SINGAPORE, July 2 (Reuters) – Spot prices for liquefied natural gas (LNG) in Asia hit a new eight-year seasonal high this week, as demand remained robust globally for production needs electricity in summer.

The average LNG price for August delivery in North East Asia was estimated at around $ 14 per million British thermal units (mmBtu), up $ 1.50 from the previous week, the report said. commercial sources.

This is the highest level spot prices have climbed for this time of year since 2013, according to Reuters data.

Global natural gas prices are reaching multi-year highs, with high temperatures increasing demand for power generation in the northern hemisphere for air conditioning and traders in some areas restocking their stocks before winter. Read more

Demand from Latin America was also strong as drought affected Brazil’s hydropower, increasing its LNG imports, trade sources said.
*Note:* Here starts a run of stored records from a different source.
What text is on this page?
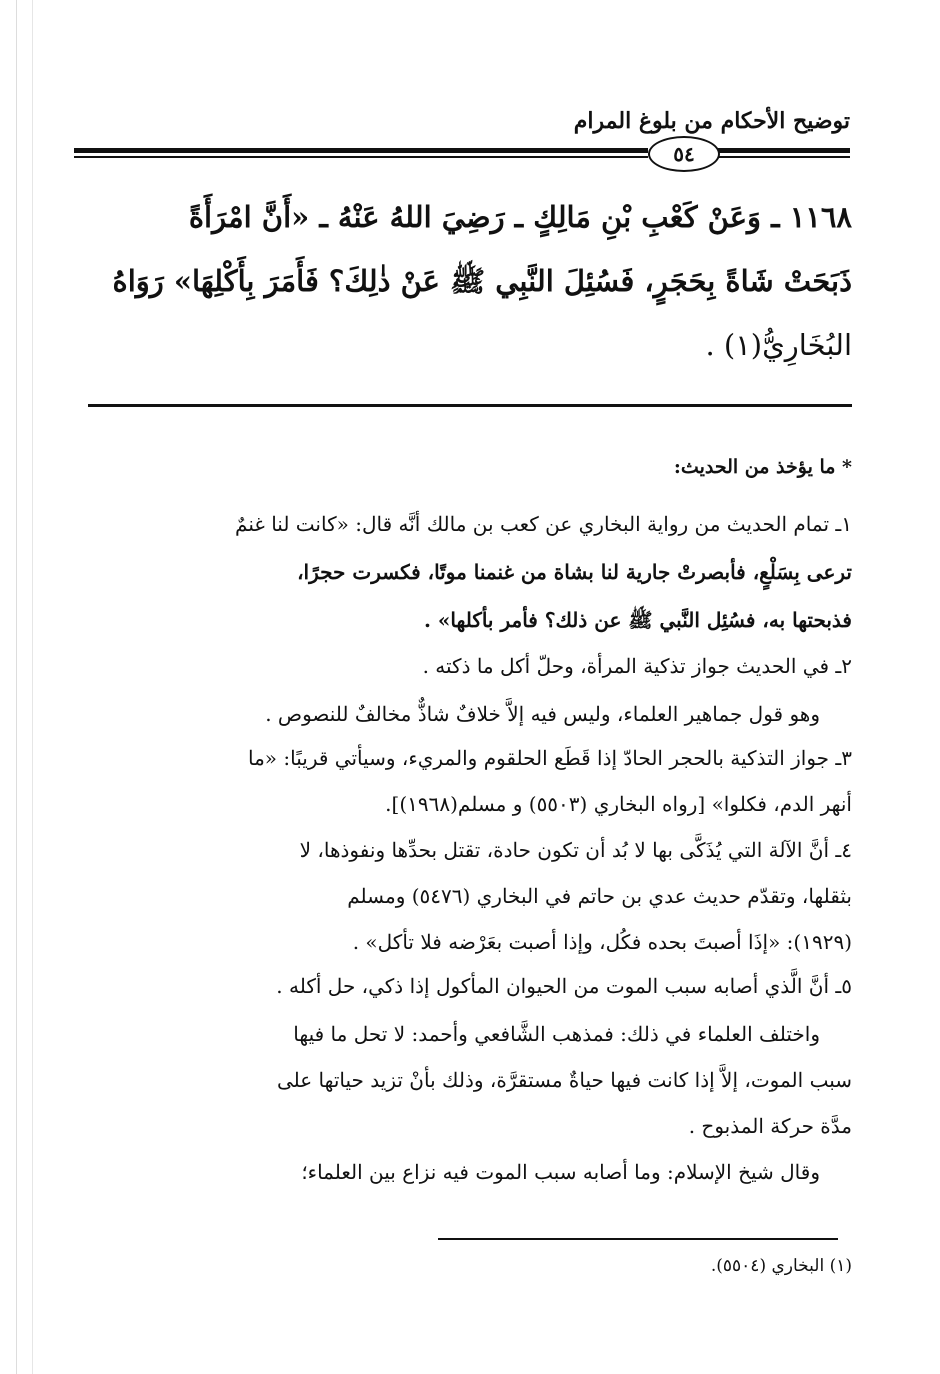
توضيح الأحكام من بلوغ المرام
٥٤
١١٦٨ ـ وَعَنْ كَعْبِ بْنِ مَالِكٍ ـ رَضِيَ اللهُ عَنْهُ ـ «أَنَّ امْرَأَةً
ذَبَحَتْ شَاةً بِحَجَرٍ، فَسُئِلَ النَّبِي ﷺ عَنْ ذٰلِكَ؟ فَأَمَرَ بِأَكْلِهَا» رَوَاهُ
البُخَارِيُّ(١) .
* ما يؤخذ من الحديث:
١ـ تمام الحديث من رواية البخاري عن كعب بن مالك أنَّه قال: «كانت لنا غنمٌ
ترعى بِسَلْعٍ، فأبصرتْ جارية لنا بشاة من غنمنا موتًا، فكسرت حجرًا،
فذبحتها به، فسُئِل النَّبي ﷺ عن ذلك؟ فأمر بأكلها» .
٢ـ في الحديث جواز تذكية المرأة، وحلّ أكل ما ذكته .
وهو قول جماهير العلماء، وليس فيه إلاَّ خلافٌ شاذٌّ مخالفٌ للنصوص .
٣ـ جواز التذكية بالحجر الحادّ إذا قَطَع الحلقوم والمريء، وسيأتي قريبًا: «ما
أنهر الدم، فكلوا» [رواه البخاري (٥٥٠٣) و مسلم(١٩٦٨)].
٤ـ أنَّ الآلة التي يُذَكَّى بها لا بُد أن تكون حادة، تقتل بحدِّها ونفوذها، لا
بثقلها، وتقدّم حديث عدي بن حاتم في البخاري (٥٤٧٦) ومسلم
(١٩٢٩): «إذَا أصبتَ بحده فكُل، وإذا أصبت بعَرْضه فلا تأكل» .
٥ـ أنَّ الَّذي أصابه سبب الموت من الحيوان المأكول إذا ذكي، حل أكله .
واختلف العلماء في ذلك: فمذهب الشَّافعي وأحمد: لا تحل ما فيها
سبب الموت، إلاَّ إذا كانت فيها حياةٌ مستقرَّة، وذلك بأنْ تزيد حياتها على
مدَّة حركة المذبوح .
وقال شيخ الإسلام: وما أصابه سبب الموت فيه نزاع بين العلماء؛
(١) البخاري (٥٥٠٤).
Argentina’s energy company Integracion Energetica Argentina (IEASA) is also looking for four shipments to be delivered in August and September, they added.

Buyers in Bangladesh and Pakistan paid more than $ 13 per mmBtu for cargoes to be delivered in July to meet summer air conditioning demand, the sources said.

Bangladesh is expected to continue procuring a one-time shipment per month from August to November, a senior official at state-owned company Petrobangla told Reuters.

“Global LNG prices are rising, but nowhere is this the abnormal level we saw at the start of this year,” he added.

Gail India is looking for a cargo to be delivered in July to Dahej in a tender that ends Friday, while India’s Petronet has likely not awarded a tender looking for cargoes to deliver in the third quarter, industry sources said.

Russian firm Sakhalin Energy likely assigned a cargo for the August load at around $ 13.70 to $ 13.95 per mmBtu on a delivered basis, one said.

In a ripple effect of high spot LNG prices in Asia, benchmark European gas prices soared this week, with first-month UK and Dutch contracts both reaching record highs on Thursday.

Reporting by Jessica Jaganathan, additional reporting by Ruma Paul in Dhaka; edited by Uttaresh.V

Our standards: Thomson Reuters Trust Principles.